Второе препятствие серьезнее, ибо мы имеем дело с недвусмысленным заявлением самого Пушкина. Поэт писал Дельвигу: "В Бахчисарай приехал я больной. Я прежде слыхал о странном памятнике влюбленного хана. К*** поэтически описывала мне его, называя la fontaine des larmes".
На сей раз даже черновики не выручили Щеголева.

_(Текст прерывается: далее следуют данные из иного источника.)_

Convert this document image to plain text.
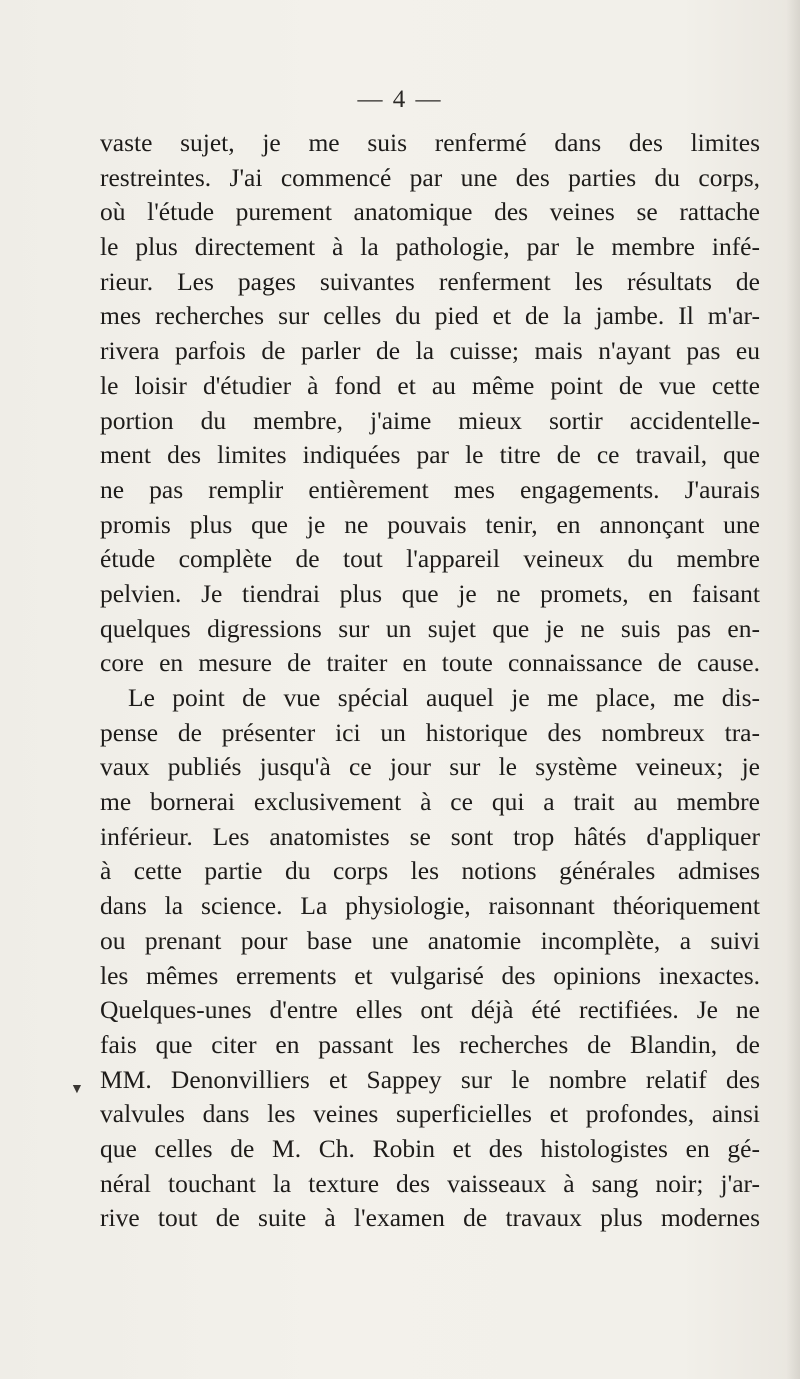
— 4 —
vaste sujet, je me suis renfermé dans des limites
restreintes. J'ai commencé par une des parties du corps,
où l'étude purement anatomique des veines se rattache
le plus directement à la pathologie, par le membre infé-
rieur. Les pages suivantes renferment les résultats de
mes recherches sur celles du pied et de la jambe. Il m'ar-
rivera parfois de parler de la cuisse; mais n'ayant pas eu
le loisir d'étudier à fond et au même point de vue cette
portion du membre, j'aime mieux sortir accidentelle-
ment des limites indiquées par le titre de ce travail, que
ne pas remplir entièrement mes engagements. J'aurais
promis plus que je ne pouvais tenir, en annonçant une
étude complète de tout l'appareil veineux du membre
pelvien. Je tiendrai plus que je ne promets, en faisant
quelques digressions sur un sujet que je ne suis pas en-
core en mesure de traiter en toute connaissance de cause.
Le point de vue spécial auquel je me place, me dis-
pense de présenter ici un historique des nombreux tra-
vaux publiés jusqu'à ce jour sur le système veineux; je
me bornerai exclusivement à ce qui a trait au membre
inférieur. Les anatomistes se sont trop hâtés d'appliquer
à cette partie du corps les notions générales admises
dans la science. La physiologie, raisonnant théoriquement
ou prenant pour base une anatomie incomplète, a suivi
les mêmes errements et vulgarisé des opinions inexactes.
Quelques-unes d'entre elles ont déjà été rectifiées. Je ne
fais que citer en passant les recherches de Blandin, de
MM. Denonvilliers et Sappey sur le nombre relatif des
valvules dans les veines superficielles et profondes, ainsi
que celles de M. Ch. Robin et des histologistes en gé-
néral touchant la texture des vaisseaux à sang noir; j'ar-
rive tout de suite à l'examen de travaux plus modernes
▼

Сохранились два черновых наброска этого письма, и в обоих совершенно явственно стоит буква К.
Прежние комментаторы Пушкина под этой буквой разумели Екатерину Николаевну Раевскую [в 1821 году уже Орлову]. Совершенно основательно Щеголев протестует против такого отожествления: "Невозможная грубость именно такого упоминания — говорит он ["Катерина поэтически описывала" и т. д.] — обходится ссылкой на то, что Пушкин конечно ставил тут уменьшительное имя. Выходит так, что Пушкин, столь щекотливый в делах интимных, Пушкин, раньше горько досадовавший на разглашение интимного признания, не содержавшего намека на имя, теперь совершенно бесцеремонно поставил первую букву имени женщины, мнение которой — это известно биографам — он так высоко ставил, и с мужем которой был в дружеских отношениях. Явная несуразность!".